El libro en el que usted aborda el envejecimiento se titula Morir joven, a los 140. La esperanza de vida continúa aumentando de forma progresiva dos o tres años por década, simplemente con las mejoras sanitarias y sin haber llegado a aplicar los descubrimientos de los últimos 10-15 años que han revolucionado la biología. El mensaje de ese libro, que escribí con la periodista Mónica G. Salomone, es que, si nos tenemos que morir, procuremos morirnos sanos.
¿Cuándo se van a aplicar esos descubrimientos? En los próximos años. La apuesta clave de la ciencia es desentrañar el envejecimiento a nivel molecular para poder manipular genéticamente ese proceso y evitar las enfermedades. Ha prescrito la idea de que el envejecimiento es algo inexorable y demasiado complicado como para meterle el diente científico. Las investigaciones nos sitúan en la perspectiva futura de un importante aumento de la esperanza de vida.
Intentamos identificar los genes responsables de la longevidad, pero los resultados no están siendo muy fructíferos. Hay que considerar los componentes psicológicos y los hábitos de vida.
Entonces, ya tiene que estar librándose una gran batalla comercial por la longevidad y la búsqueda del elixir de la eterna juventud. ¿Teme que la mercantilización de la ciencia lleve a que los avances científicos sean utilizados para el provecho de unos pocos privilegiados? Puede que las cosas terminen así, pero no lo creo. Aunque hay muchos intereses e inversiones empresariales, el foco de la investigación no está tan dirigido a obtener fármacos de rejuvenecimiento como a combatir las enfermedades asociadas a ese proceso. De hecho, ya podemos decir que habrá soluciones más efectivas contra el infarto de miocardio y el alzhéimer. Y, como ha ocurrido con el sida, los avances científicos terminan llegando también a los más pobres.
Las personas más longevas son las que desarrollan más tarde los procesos vinculados al envejecimiento. ¿Es una cuestión física, psicológica, cultural? No lo sabemos.

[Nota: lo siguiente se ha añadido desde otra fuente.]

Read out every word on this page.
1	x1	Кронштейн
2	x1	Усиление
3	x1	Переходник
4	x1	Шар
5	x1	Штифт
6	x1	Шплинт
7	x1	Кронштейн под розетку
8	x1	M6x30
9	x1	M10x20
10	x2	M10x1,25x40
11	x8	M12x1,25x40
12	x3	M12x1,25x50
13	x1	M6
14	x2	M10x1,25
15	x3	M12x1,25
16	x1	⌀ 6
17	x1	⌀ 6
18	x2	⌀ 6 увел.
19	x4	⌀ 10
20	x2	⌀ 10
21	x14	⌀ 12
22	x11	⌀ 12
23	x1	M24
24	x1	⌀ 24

Intentamos identificar los genes responsables de la longevidad, pero los resultados no están siendo muy fructíferos. Hay que considerar los componentes psicológicos y los hábitos de vida. De hecho, hay estudios que asocian la mayor longitud de los telómeros con el menor estrés.
¿Qué siente cuando explora en las fronteras de la ciencia? Me siento como una exploradora que se adentra en territorios ignotos. Creo que aún estamos en la prehistoria del conocimiento humano.
¿Qué descubrimiento importante se ha producido en este último año? La inmunoterapia supone una pequeña revolución en la medida en que no busca tanto acabar con el cáncer atacando a los oncogenes como potenciar nuestro propio sistema inmune. El cáncer puede llegar a pervertirse y hacerse casi invisible a nuestro sistema inmunológico. Las células cancerígenas son prácticamente inmortales: solo mueren de inanición.